Friday, September 4, 2015

US spending $9m a day to bomb for oil, while 45% of Americans have no #publictransit

Congress must invest in public transportation - Chicago Tribune: "That’s why it’s so disappointing that roughly 45 percent of Americans don’t have access to any public transit.

Congress’ inaction means our entire transportation infrastructure is falling apart. Is this really the best Congress can do? Americans deserve better.

I urge our members of Congress to take the lead to make public transportation the priority it should be. This issue impacts us all."

Monday, August 31, 2015

An extra car in the family costs $12K/yr, #freetransit would be $100/yr. #freeischeaper

Traffic woes make public transportation essential - Chicago Tribune: "Public transportation saves riders time and money and continues to be vital to the economy of our region and our lives. Today, a two-person household can save more than $12,100 a year by downsizing to one car, significant in tough economic times."

Friday, August 21, 2015

Free buses on Wednesdays - Dodge City, KS

Daily Globe: "Dodge City Public Transit will offer free fixed route bus service D-Tran from Aug. 19 to Oct. 21 on Wednesdays.
"We've had a pretty good response so far to the new bus service," mobility manager Ernestor De La Rosa said. "In May we developed the fixed route service with three routes and 45 bus stops. Since then, it's been picking up. For May, we started with 175 rides in the fixed route. For the month of June, we had 873 rides. For July, we had 1,267 rides. We're getting really good feedback on it."
De La Rosa said D-Tran will offer the free service to give the community an opportunity to experience public transportation firsthand."

Friday, July 24, 2015

81 year-old still driving. Is this what we want?

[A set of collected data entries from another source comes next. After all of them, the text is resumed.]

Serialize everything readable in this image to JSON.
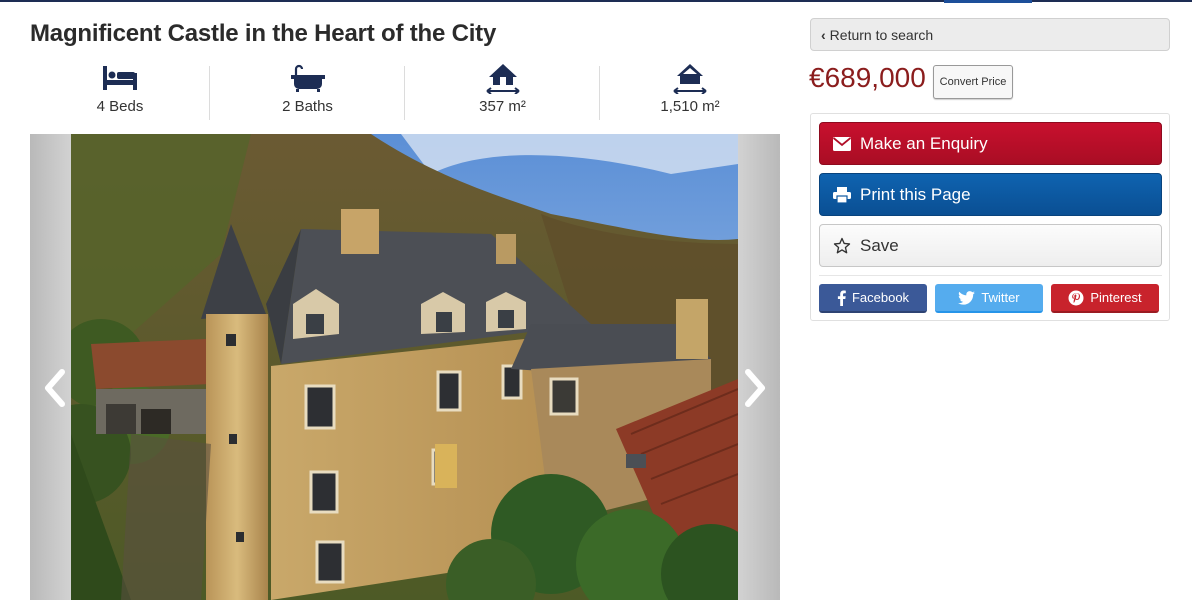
{
  "listing": {
    "title": "Magnificent Castle in the Heart of the City",
    "features": [
      {
        "icon": "bed-icon",
        "label": "4 Beds"
      },
      {
        "icon": "bath-icon",
        "label": "2 Baths"
      },
      {
        "icon": "house-area-icon",
        "label": "357 m²"
      },
      {
        "icon": "land-area-icon",
        "label": "1,510 m²"
      }
    ],
    "photo": {
      "subject": "castle-photo"
    }
  },
  "sidebar": {
    "return_label": "Return to search",
    "price": "€689,000",
    "convert_label": "Convert Price",
    "actions": {
      "enquiry": "Make an Enquiry",
      "print": "Print this Page",
      "save": "Save"
    },
    "social": {
      "facebook": "Facebook",
      "twitter": "Twitter",
      "pinterest": "Pinterest"
    }
  },
  "colors": {
    "price": "#8b1d1d",
    "enquiry": "#c8102e",
    "print": "#0f63b0",
    "facebook": "#3b5998",
    "twitter": "#55acee",
    "pinterest": "#c8232c",
    "nav_accent": "#1d2d54"
  }
}
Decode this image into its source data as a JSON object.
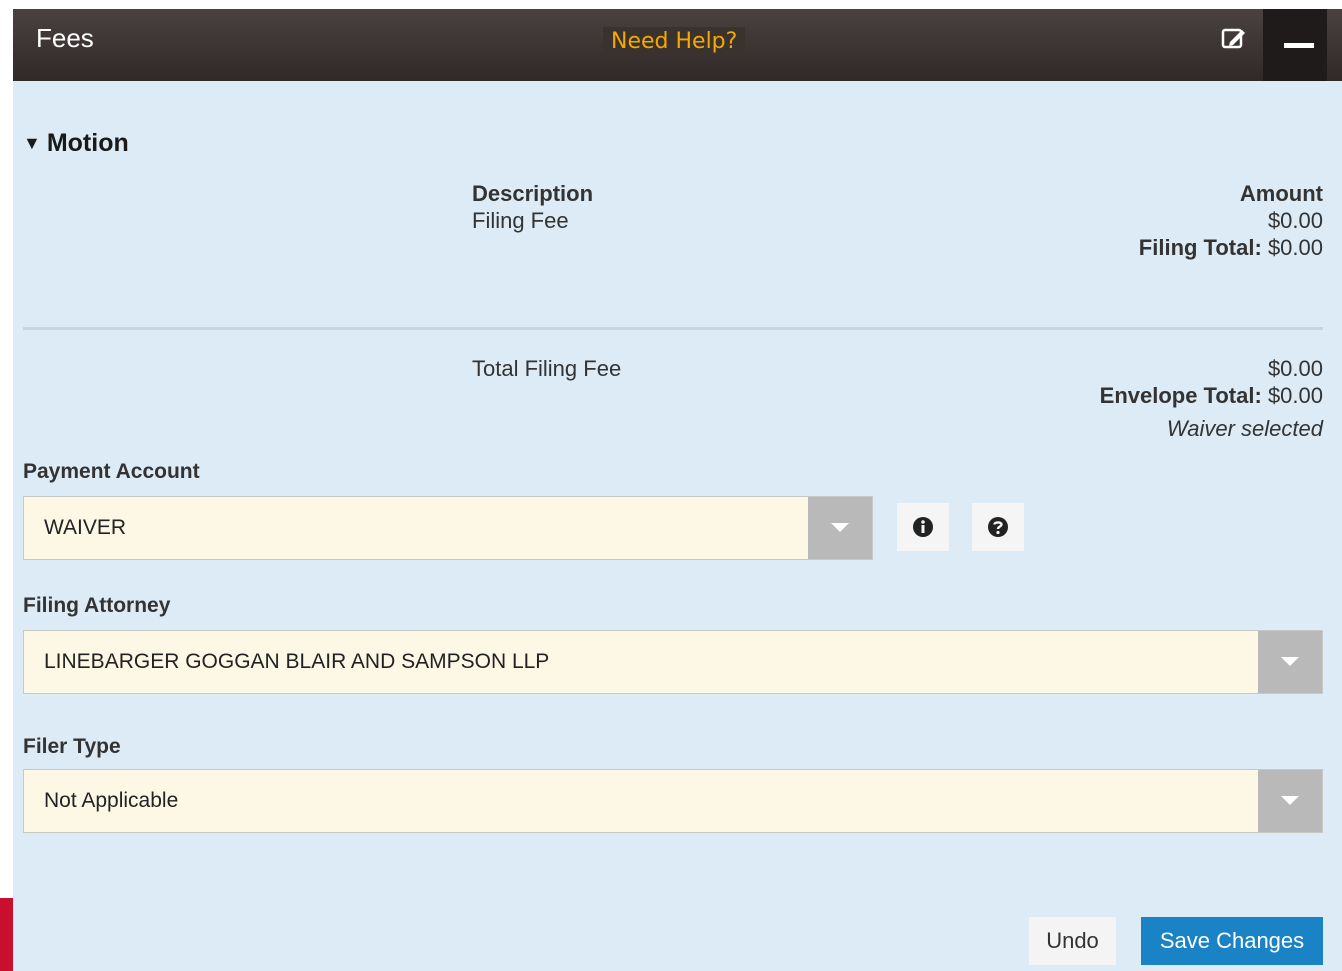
{
  "header": {
    "title": "Fees",
    "help_link": "Need Help?"
  },
  "section": {
    "title": "Motion",
    "description_header": "Description",
    "amount_header": "Amount",
    "fee_items": [
      {
        "description": "Filing Fee",
        "amount": "$0.00"
      }
    ],
    "filing_total_label": "Filing Total:",
    "filing_total_value": "$0.00"
  },
  "totals": {
    "total_filing_fee_label": "Total Filing Fee",
    "total_filing_fee_value": "$0.00",
    "envelope_total_label": "Envelope Total:",
    "envelope_total_value": "$0.00",
    "waiver_note": "Waiver selected"
  },
  "payment_account": {
    "label": "Payment Account",
    "value": "WAIVER"
  },
  "filing_attorney": {
    "label": "Filing Attorney",
    "value": "LINEBARGER GOGGAN BLAIR AND SAMPSON LLP"
  },
  "filer_type": {
    "label": "Filer Type",
    "value": "Not Applicable"
  },
  "actions": {
    "undo_label": "Undo",
    "save_label": "Save Changes"
  },
  "icons": {
    "edit": "edit-icon",
    "minimize": "minimize-icon",
    "info": "info-icon",
    "help": "help-icon",
    "caret": "caret-down-icon",
    "dropdown": "chevron-down-icon"
  },
  "colors": {
    "header_background": "#2f2927",
    "help_link": "#f5a800",
    "panel_background": "#dcebf6",
    "select_background": "#fdf8e6",
    "primary_button": "#1a83c6",
    "accent_red": "#c8102e"
  }
}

Vehicle at Highway 7 and Vine Hill Road struck by 81-year-old Minnetonka man - Lakeshore Weekly News: Public Safety: "The vehicle hit had been first in line at the intersection at a red light, and the striking vehicle, driven by an 81-year-old Minnetonka man, was directly behind it. The man suddenly accelerated rapidly, striking the vehicle in front of him and pushing it into the intersection. The driver of the vehicle struck was braking, and smoke was visible from the tires. It then spun and ended up facing north in the west bound lanes of Highway 7."

Tuesday, June 16, 2015

Indiana, Ball State Study, buses good for business

nwtimes : "Investing in bus systems may yield returns for workforce and employers, according to a new study from Ball State University."

Friday, June 12, 2015

Riecken lays plan for improved public transportation

Courier Press: "“By attracting more riders, the city will generate increased funding for transportation, reduce traffic congestion and cut greenhouse gas emissions,” she said. “Many of the fixes to the METS system are quick, easy and inexpensive.”

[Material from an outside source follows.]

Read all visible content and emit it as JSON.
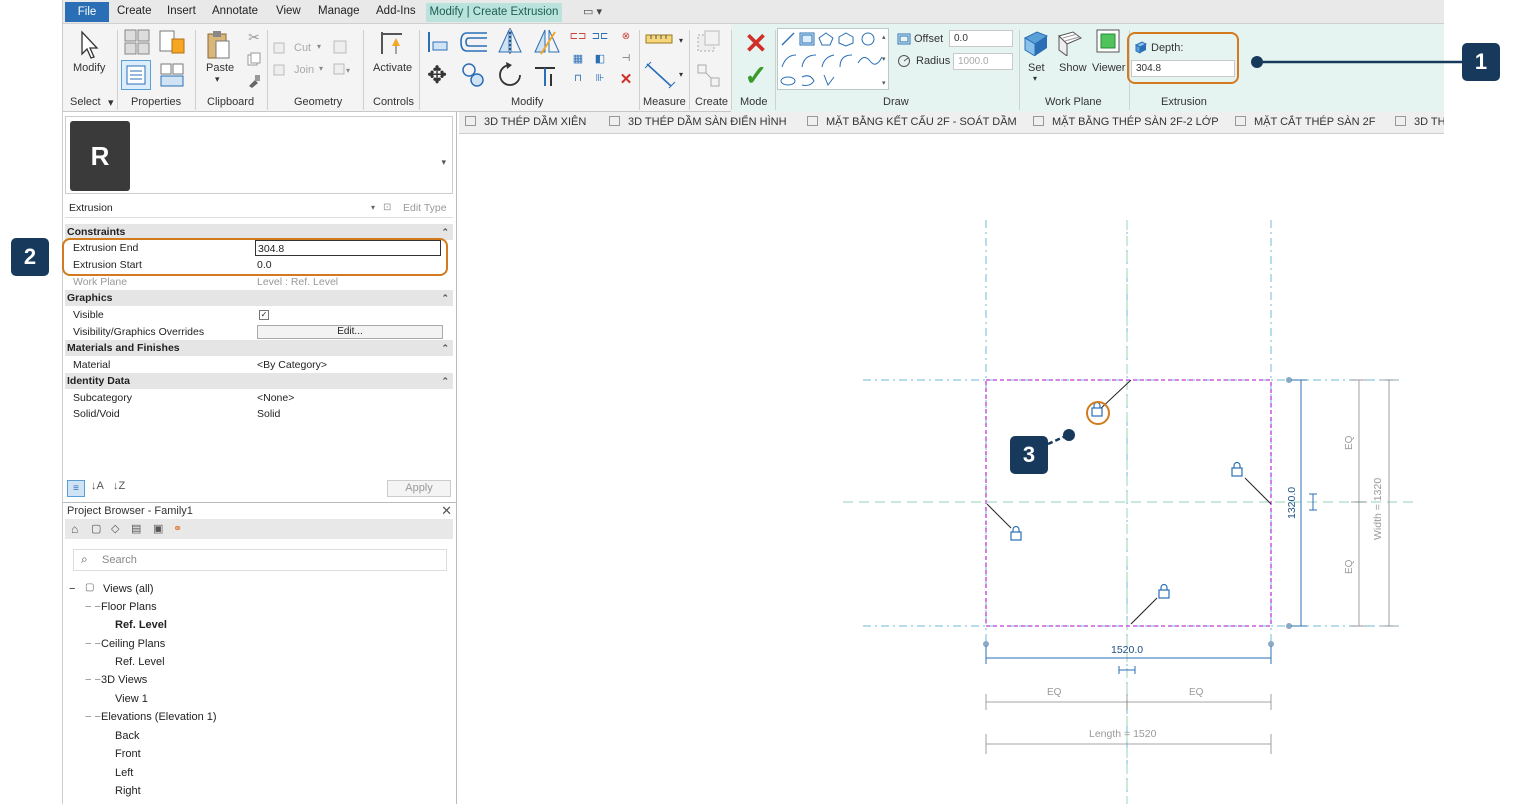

Riecken’s administration would focus on three things, she said: prioritizing the needs of working citizens and students; developing an improved service environment; and improve safety and provide better bus stops."


Wednesday, April 22, 2015

Who wants to save $1,000 a month?

Chicago Business Journal: "But perhaps most important— at least from RTA users' perspective — is the Earth Day revelation that commuters who switch to public transit from driving can save almost $1,000 a month in commuting expense.
Now that's an Earth Day bit of news that is likely to get the public thinking about public transportation."

Monday, April 20, 2015

Maybe they leave your state because you insult them

Young adults are getting out of Minnesota | Vita.mn: "Despite a diversified economy and low unemployment, and enough brew pubs, music venues and bike paths to be a hipster haven, Minnesota is losing young people."
Bike lanes and pubs are not enough to attract young people. Stop insulting them.